Claudia also initially received chemotherapy. Previously, tissue in the abdominal wall and ovaries were removed in several operations. A precaution, doctors said. The financial accountant tolerated the first chemotherapy well, a little tired, but no nausea. “But the feeling of her body was completely different.” She explained that she felt like she was under full pressure, and she was “very ticklish.”
New therapy is “six in the lottery”
A year and a half later, doctors found another abnormality and Claudia had to undergo chemotherapy again. She struggled with herself and was unsure whether she should undergo the therapy. Shortly before the third chemotherapy treatment, Claudia was finally accepted into a study that also involved Krämer. It was “six in the lottery,” Claudia said.
In this study, CUP patients will be treated with immunotherapy.
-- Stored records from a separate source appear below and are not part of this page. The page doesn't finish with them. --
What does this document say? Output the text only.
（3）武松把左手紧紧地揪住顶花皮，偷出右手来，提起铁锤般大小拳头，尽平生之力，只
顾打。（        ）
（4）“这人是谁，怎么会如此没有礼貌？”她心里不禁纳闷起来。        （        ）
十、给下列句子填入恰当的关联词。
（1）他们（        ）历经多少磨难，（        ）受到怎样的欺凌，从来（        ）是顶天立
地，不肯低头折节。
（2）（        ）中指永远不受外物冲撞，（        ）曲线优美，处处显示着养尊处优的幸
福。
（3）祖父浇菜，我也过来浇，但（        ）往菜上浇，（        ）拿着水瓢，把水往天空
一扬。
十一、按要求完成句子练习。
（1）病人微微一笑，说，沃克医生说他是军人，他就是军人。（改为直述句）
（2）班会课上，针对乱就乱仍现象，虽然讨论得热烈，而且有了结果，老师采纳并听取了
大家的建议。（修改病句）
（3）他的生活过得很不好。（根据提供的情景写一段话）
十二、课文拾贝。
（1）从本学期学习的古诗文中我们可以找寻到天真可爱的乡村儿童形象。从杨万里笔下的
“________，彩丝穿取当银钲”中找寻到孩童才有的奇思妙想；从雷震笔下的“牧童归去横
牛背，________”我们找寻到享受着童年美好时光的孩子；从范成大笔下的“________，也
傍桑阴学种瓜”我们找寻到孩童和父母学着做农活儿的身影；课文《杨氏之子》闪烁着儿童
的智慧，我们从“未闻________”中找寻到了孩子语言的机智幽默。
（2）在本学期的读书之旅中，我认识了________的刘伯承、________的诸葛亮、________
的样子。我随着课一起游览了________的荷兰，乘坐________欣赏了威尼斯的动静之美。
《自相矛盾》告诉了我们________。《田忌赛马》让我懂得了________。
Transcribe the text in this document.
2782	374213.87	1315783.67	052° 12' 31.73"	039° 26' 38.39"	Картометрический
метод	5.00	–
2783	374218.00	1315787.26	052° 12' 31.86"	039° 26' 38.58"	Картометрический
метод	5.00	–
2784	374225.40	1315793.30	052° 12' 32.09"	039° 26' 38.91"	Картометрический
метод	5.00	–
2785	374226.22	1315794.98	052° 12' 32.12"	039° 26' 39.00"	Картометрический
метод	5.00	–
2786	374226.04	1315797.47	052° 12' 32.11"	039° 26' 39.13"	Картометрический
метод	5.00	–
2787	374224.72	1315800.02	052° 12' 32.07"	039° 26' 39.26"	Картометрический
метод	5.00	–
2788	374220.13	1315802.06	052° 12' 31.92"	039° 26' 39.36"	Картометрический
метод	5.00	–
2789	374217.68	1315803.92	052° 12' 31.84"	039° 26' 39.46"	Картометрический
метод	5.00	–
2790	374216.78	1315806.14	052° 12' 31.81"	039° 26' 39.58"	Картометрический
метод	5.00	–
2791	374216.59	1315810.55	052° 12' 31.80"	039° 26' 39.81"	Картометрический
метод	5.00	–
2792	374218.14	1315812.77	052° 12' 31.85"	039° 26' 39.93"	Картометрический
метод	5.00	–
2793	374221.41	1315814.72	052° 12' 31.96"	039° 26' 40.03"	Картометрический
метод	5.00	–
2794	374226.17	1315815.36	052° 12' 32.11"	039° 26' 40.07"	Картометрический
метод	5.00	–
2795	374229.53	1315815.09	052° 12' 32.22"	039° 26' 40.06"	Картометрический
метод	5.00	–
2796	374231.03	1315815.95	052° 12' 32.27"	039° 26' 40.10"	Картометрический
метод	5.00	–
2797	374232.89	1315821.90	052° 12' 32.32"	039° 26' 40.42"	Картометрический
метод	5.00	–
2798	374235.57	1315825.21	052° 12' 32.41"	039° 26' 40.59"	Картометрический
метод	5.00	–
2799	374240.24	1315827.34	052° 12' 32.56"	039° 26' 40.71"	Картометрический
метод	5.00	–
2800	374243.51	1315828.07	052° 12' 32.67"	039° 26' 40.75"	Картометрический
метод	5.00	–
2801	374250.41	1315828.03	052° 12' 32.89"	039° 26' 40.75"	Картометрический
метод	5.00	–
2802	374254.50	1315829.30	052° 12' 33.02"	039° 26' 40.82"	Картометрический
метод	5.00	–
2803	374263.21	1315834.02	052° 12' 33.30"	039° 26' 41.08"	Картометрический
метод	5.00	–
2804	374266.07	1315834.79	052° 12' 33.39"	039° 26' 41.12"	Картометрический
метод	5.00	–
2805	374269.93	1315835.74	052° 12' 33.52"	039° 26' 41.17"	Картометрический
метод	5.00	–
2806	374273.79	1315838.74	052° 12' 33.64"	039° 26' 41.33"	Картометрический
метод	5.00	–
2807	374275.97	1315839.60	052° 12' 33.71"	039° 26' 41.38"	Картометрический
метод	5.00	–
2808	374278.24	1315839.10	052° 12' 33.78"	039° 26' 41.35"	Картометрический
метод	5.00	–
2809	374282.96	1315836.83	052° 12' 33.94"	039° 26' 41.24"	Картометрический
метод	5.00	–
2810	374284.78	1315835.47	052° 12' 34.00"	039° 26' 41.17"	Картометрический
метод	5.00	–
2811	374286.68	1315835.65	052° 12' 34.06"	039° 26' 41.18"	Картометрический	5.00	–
With the help of immune checkpoint inhibitors, the affected person’s immune system is activated against the tumor cells. “If the immune system then finds the tumor cells, it can kill them,” says Krämer. A treatment that has shown promise in some patients. For some, it has even led to a cure.
Thanks to this new therapy, Claudia now lives a normal life. She also continues her job as a financial accountant. Normality helps her. “I have learned that if my daily life is okay, if I can go to work, then the disease will not be so present in my life.” She is convinced: If she had to quit her job, she would “fall into a hole”.
Self-help groups for support
She has now been suffering from the rare cancer for nine years and is sure there will be more. When she feels worried about her future, her friends and family support her. Claudia is also involved in a self-help group, Forum CUP, where those affected can exchange ideas.
Here she found support in knowing that she was not alone with her diagnosis. She did not have to explain her cancer first; she could share her concerns and experiences with people who were going through the same thing. “In a forum like this you feel understood.”
Talking about her illness, cancer has become less scary for Claudia. There are many sufferers on the forum who have lived a long time with their diagnosis. These positive examples are important. “My personal advice to everyone affected: Please don’t give up! Don’t always read only negative news, don’t do too much research on the internet, sometimes there are things there that you don’t care about at all, but still stick in your mind.” Claudia wants to show with her story that it’s not over after nine months. She’s still the same.
Oncologist Alwin Krämer is also convinced. They are still far from solving the problem. “But now we can help patients better with immunotherapy than we could a while ago.”